Yine güldü pislik. Asaf öğrendiğinde gülecek bir ağzın kalacak mı acaba?
Bantın altından çıkardığım sesler anlam kazanmıyordu.
"Allah'ım sana sonsuz güveniyorum. Kurtar beni Rabbim." İçimden dua etmeye devam ettim. Beni ancak Allah korur bu insanlıktan nasibini almamışlardan.
"Şimdi de konuşsana! Neden susuyorsun ha?!" Sabır, sabır. Duyma onu Elif duyma. Asaf kurtaracak seni Allah'ın izniyle.
Kendi kendine konuştuktan sonra çıktı yandaşıyla. Yine yalnız kaldım bu yerde. Gözlerim açıktı ama bu seferde ağzım bağlıydı. Off.
Çırpınıp kurtulmaya çalışmamın sonu hüsrandı hep. Ağlayarak bıraktım çırpınmayı. Bu hale düştüğüm için sinirden ağlıyordum. Burak'ın gerçek yüzünü görmediğim için kendime kızıyorum. Staj için hastaneye gittiğimizde Asaf anlamıştı ama ben saf gibi sınıftan demiştim. Ah aptal kafam! Dinleseydim keşke Ömer Asaf'ı.

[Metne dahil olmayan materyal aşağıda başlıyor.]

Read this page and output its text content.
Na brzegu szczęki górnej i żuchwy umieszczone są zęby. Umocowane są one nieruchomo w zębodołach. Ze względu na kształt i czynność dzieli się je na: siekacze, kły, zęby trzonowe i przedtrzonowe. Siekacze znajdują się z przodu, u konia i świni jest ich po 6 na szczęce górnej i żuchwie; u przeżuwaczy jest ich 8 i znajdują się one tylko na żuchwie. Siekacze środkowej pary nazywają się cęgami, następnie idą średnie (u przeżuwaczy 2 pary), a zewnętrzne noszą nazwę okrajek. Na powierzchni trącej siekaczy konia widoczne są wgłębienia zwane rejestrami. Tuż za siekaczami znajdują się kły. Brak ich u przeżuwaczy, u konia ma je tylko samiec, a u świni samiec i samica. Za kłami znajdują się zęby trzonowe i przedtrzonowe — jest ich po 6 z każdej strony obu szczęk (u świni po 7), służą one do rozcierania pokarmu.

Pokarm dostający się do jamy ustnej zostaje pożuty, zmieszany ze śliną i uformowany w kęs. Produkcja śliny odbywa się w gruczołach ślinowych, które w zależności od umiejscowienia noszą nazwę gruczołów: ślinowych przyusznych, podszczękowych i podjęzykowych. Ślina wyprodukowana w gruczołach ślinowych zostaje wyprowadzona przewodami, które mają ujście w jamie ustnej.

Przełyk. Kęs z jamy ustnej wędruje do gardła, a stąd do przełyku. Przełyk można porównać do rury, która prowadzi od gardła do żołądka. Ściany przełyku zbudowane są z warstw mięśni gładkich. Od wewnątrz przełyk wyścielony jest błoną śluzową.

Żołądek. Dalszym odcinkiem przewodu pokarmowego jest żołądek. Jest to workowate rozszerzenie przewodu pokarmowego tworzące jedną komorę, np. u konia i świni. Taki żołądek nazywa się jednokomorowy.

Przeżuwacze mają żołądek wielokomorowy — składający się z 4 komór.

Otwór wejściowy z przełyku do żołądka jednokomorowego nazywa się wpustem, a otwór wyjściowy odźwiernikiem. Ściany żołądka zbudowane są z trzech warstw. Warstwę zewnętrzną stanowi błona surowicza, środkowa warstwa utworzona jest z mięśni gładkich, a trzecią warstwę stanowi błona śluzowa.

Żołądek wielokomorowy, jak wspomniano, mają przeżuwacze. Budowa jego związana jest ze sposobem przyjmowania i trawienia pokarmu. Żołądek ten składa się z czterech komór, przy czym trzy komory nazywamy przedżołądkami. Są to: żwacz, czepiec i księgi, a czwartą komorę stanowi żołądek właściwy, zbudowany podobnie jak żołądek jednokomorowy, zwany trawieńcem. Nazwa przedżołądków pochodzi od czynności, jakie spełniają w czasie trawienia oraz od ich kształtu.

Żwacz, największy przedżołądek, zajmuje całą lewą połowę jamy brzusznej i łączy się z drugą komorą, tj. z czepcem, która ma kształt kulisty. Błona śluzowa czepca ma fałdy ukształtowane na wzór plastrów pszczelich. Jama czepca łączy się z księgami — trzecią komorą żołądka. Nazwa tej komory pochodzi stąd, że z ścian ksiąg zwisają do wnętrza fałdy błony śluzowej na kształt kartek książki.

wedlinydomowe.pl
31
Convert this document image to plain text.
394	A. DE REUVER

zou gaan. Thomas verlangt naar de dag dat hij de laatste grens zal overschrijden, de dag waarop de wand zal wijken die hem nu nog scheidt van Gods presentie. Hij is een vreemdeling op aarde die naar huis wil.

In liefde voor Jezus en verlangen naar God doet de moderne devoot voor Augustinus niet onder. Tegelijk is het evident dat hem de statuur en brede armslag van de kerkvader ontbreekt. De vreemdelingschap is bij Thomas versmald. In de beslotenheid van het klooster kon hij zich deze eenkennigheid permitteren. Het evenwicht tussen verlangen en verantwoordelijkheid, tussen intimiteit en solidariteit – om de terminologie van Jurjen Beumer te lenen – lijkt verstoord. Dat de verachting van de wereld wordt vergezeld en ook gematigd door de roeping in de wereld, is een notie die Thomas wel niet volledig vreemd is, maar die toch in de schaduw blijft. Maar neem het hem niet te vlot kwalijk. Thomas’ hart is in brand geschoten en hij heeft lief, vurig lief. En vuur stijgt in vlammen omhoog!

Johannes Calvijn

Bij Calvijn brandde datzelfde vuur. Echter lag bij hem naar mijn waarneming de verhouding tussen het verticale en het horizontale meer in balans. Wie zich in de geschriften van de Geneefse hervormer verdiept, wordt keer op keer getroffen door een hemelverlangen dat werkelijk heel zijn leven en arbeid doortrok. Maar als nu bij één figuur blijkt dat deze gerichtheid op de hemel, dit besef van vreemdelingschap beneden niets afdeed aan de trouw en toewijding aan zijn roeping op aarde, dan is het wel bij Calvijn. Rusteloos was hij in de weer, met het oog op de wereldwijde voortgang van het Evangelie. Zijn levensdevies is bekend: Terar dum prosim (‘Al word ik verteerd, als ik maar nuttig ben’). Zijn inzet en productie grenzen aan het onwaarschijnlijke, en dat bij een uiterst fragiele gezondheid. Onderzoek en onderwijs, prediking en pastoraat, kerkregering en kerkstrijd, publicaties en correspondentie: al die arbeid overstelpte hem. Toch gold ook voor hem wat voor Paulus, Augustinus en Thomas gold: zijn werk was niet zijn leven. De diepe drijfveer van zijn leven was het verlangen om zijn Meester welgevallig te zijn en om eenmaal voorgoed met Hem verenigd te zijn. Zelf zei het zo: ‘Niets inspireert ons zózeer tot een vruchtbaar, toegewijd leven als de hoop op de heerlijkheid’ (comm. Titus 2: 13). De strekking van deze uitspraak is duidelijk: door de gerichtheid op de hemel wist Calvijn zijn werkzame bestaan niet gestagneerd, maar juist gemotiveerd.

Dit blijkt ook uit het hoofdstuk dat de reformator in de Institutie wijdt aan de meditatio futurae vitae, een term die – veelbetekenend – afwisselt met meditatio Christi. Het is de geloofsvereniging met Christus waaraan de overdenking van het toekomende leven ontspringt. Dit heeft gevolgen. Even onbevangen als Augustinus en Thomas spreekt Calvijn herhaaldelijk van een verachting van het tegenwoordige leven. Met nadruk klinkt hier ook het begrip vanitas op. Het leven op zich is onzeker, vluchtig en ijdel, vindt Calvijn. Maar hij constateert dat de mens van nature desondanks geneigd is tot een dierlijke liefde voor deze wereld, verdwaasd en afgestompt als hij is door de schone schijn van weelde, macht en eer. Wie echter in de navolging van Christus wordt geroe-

Yorgunluktan ve açlıktan uyuyakalmıştım rahatsız sandalyede. Gözlerimi açtığımda gördüğüm kişiyle sendeledim ve sandalyeyle birlikte yere düştüm.
Küçüklüğümden bu yana bize hayatı dar eden beni istemediğim her şeye zorlayan, nefret ettiğim kişiydi.
"Sen," diyebildim sadece.
(...)
Yazarın anlatımı ile-
Gaziantep -Sabah saatleri
Nur kahvaltının hazırlanmasına yardım ettikten sonra odaya çıktı Semih'e bakmak için. Odaya girdiğinde Semih'in bavul hazırladığını gördü. Nereye gidiyordu? Akşamdan haber de vermemişti.

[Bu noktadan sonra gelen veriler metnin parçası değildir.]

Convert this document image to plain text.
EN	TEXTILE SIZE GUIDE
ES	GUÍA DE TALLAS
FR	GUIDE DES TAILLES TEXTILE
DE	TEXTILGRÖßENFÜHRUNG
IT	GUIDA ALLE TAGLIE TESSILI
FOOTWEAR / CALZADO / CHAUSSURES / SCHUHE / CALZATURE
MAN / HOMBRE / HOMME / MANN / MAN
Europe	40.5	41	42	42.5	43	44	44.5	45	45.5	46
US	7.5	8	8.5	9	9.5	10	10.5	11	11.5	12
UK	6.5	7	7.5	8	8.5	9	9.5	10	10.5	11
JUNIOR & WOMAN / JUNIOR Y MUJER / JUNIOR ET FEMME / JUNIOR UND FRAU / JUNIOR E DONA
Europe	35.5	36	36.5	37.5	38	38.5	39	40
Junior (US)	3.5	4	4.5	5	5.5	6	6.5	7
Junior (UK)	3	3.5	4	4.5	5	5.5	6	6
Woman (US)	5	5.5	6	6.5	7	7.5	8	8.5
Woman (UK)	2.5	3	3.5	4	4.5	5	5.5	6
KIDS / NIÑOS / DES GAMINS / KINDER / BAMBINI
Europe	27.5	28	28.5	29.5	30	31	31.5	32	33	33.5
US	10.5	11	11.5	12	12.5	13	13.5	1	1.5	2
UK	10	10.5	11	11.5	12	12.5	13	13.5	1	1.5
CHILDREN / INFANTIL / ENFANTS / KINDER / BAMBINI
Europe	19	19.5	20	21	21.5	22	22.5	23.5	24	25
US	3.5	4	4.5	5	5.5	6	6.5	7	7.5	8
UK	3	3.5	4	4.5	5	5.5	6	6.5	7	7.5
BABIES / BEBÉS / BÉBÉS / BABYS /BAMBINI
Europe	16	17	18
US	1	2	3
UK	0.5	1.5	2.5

"Semih bu bavul ne? Nereye gidiyorsun?" Karnını tutarak yatağa oturdu. Bebeği büyüdüğü için yürümekte zorlanıyordu.
"İşim var Nur?" Tersçe cevap vermesiyle kaşlarını çattı. Evlenmeden önce tanıdığı adamla evlendiği adam çok farklıydı. Kavgaları eksik olmaz olmuştu artık.
"Ne işi? Nereye gidiyorsun ki?"
"Sana ne kızım! İşim var dedim uzatma."
"Ne uzatması be?! Nereye gittiğini soruyorum adam gibi cevap ver." Yeni bir kavganın fitili alevlenmişti.
"İş için şehir dışına çıkıyorum oldu mu?"
"Nereye peki? Kaç gün sürecek?"
"Bıktım kadın senin şu sorularından bıktım!"
"Bende senden bıktım. Bir insan nasıl böyle değişebilir anlamıyorum. Evlenmeden önce aşkından öleceğim diyen adam nerede Semih?"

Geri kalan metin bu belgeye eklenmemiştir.